Rendering Portals in Virtual Reality

Portals have many applications in the field of computer graphics. Recently, they have found use as a way of artificially increasing the available space in a virtual reality (VR) environment. In this paper, we will cover a technique for making the transition through a portal unnoticeable to the user. Additionally, we will measure the performance impact of rendering portals in a test scene and provide some insight into possible optimisations.

💡 Research Summary

The paper addresses a fundamental limitation of room‑scale virtual reality: the physical space available for a user to walk is far smaller than the virtual environments designers wish to present. Building on the concept of “impossible spaces,” where multiple virtual rooms are linked through portals that appear to occupy the same physical area, the authors propose a method to make the transition through such portals visually seamless. Traditional portals are rendered as flat quads; when a user’s head crosses the portal plane, the view abruptly switches, causing a noticeable flicker, especially in stereoscopic VR where each eye is rendered separately. To eliminate this artifact, the authors replace the flat portal with a three‑dimensional box whose six faces are textured with the view from the adjoining room. By exploiting back‑face culling, only the exterior faces are visible from outside the portal, while the interior faces become visible when an eye penetrates the box. This ensures that even if one eye enters the portal before the other, both eyes continue to see consistent imagery, producing an “unobtrusive” transition.

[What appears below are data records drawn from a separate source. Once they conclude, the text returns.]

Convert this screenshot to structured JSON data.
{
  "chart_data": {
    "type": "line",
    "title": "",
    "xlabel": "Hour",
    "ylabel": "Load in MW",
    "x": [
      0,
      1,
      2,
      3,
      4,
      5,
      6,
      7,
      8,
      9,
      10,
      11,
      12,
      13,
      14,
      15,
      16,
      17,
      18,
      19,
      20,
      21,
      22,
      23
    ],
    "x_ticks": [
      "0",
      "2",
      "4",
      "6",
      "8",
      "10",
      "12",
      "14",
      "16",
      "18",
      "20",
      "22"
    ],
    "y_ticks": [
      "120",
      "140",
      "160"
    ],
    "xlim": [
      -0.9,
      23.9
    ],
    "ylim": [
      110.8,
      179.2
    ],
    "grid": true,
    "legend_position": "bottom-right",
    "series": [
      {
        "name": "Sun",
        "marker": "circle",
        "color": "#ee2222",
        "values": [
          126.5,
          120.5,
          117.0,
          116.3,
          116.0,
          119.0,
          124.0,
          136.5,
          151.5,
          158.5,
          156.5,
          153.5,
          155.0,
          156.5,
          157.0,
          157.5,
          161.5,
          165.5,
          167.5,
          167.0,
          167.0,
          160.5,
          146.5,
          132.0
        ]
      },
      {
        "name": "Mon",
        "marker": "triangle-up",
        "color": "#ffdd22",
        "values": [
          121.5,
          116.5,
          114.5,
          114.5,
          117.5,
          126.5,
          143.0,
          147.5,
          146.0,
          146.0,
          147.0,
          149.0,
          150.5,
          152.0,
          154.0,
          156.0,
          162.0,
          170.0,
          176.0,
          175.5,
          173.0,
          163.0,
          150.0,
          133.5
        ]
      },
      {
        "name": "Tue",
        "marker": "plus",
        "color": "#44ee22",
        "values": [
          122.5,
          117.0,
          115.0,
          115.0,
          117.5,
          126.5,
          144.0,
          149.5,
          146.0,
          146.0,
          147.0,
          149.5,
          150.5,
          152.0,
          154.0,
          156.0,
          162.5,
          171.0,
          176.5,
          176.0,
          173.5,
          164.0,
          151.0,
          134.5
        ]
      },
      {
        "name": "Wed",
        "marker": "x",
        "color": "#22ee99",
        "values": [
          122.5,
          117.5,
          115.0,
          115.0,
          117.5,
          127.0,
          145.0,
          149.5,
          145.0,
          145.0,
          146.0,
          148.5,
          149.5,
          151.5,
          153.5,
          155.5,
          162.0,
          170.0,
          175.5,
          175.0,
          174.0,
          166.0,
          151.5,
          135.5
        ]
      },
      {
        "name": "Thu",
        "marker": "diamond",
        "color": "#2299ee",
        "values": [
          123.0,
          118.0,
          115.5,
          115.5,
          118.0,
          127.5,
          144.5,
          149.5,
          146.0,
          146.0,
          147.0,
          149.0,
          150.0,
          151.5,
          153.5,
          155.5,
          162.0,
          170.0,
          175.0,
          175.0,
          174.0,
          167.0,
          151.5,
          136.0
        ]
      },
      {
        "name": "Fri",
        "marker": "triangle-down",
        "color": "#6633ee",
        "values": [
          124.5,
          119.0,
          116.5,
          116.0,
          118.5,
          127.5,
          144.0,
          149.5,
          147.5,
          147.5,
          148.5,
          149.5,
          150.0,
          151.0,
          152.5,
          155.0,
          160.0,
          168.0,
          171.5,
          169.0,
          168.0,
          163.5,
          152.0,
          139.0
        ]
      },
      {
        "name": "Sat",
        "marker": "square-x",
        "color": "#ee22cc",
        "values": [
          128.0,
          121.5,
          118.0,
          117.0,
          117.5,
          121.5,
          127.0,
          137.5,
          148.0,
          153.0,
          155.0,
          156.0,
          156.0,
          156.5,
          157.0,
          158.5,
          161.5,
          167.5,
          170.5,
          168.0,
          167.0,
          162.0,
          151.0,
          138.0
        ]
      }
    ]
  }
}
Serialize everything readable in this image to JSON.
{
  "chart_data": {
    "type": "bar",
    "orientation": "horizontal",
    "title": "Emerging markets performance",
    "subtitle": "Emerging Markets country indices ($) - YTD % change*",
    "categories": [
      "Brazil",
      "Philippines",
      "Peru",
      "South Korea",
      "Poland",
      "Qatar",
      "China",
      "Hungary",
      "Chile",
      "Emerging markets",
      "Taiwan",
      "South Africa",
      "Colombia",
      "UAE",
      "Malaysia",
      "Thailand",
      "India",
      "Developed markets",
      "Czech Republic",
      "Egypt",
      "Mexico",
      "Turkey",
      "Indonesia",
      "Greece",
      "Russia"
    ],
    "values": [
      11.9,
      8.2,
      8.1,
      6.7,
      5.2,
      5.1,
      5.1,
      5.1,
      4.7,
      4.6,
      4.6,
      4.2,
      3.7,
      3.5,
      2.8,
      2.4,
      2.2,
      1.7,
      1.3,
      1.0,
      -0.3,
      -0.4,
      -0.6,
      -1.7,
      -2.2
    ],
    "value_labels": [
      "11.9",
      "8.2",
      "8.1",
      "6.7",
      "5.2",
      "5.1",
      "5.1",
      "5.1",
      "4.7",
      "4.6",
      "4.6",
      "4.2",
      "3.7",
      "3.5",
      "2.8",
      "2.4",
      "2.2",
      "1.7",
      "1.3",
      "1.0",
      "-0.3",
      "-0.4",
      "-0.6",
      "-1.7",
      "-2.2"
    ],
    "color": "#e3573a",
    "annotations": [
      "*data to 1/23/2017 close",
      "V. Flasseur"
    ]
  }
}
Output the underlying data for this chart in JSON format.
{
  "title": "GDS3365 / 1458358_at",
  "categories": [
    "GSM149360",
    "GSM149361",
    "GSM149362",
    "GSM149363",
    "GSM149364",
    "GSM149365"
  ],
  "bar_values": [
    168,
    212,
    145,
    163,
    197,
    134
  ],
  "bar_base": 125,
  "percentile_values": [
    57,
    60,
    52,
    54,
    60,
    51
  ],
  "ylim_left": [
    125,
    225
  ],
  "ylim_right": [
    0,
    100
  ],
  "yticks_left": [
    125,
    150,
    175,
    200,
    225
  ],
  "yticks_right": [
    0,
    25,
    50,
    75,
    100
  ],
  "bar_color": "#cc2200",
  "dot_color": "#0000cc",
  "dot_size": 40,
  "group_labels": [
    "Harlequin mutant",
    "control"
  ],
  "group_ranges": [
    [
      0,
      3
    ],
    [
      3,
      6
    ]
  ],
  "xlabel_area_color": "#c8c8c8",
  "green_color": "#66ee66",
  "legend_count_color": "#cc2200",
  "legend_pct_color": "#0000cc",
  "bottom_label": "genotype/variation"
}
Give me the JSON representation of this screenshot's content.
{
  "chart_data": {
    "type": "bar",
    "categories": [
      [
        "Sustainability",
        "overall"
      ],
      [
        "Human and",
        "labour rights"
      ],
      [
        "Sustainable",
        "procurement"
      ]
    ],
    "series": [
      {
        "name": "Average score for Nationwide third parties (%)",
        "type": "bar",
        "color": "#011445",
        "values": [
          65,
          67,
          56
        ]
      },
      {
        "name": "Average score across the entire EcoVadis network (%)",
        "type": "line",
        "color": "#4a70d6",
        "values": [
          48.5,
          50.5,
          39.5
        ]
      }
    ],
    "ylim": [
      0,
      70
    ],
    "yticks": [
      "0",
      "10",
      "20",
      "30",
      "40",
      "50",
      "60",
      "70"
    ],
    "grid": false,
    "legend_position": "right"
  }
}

Performance implications are investigated through a controlled test scene containing three pairs of connected portals. The scene is rendered on an Nvidia GTX 1070 while varying the number of active portal pairs (0, 2, 4, 6). Results show a dramatic drop in frame rate—from 44.7 fps with no portals to 10.3 fps with six pairs—and a corresponding increase in GPU frame time from 0.3 ms to 78 ms. The authors attribute the majority of this overhead to the need for additional render passes: each portal pair requires rendering the scene twice per eye, inflating the total number of passes from two (no portals) to fourteen (six portals). Texture uploads for portal views also contribute significantly to the GPU load.

To mitigate these costs, two optimization strategies are presented. The first employs the stencil buffer to mask out only the screen region occupied by each portal. In the first pass, the portal geometry writes to the stencil; subsequent passes render the portal‑view texture only where the stencil permits, preventing unnecessary pixel work regardless of how many portals are visible. The second strategy is single‑pass instanced rendering, where both eyes are rendered in a single draw call using GPU instancing. This reduces geometry duplication and eliminates multiple texture uploads, but it also precludes independent per‑eye portal teleportation, representing a trade‑off between performance and visual fidelity.

The conclusion emphasizes that while the box‑portal plus back‑face culling technique successfully hides portal transitions, rendering multiple portals remains computationally expensive. The proposed stencil‑buffer masking and single‑pass instancing can substantially lower the cost, making it feasible to display several portals simultaneously in real‑time VR. Future work should explore hybrid approaches that combine per‑eye teleportation with efficient masking, dynamic resolution scaling for distant portals, and smarter visibility determination to further close the gap between physical and virtual space without sacrificing immersion.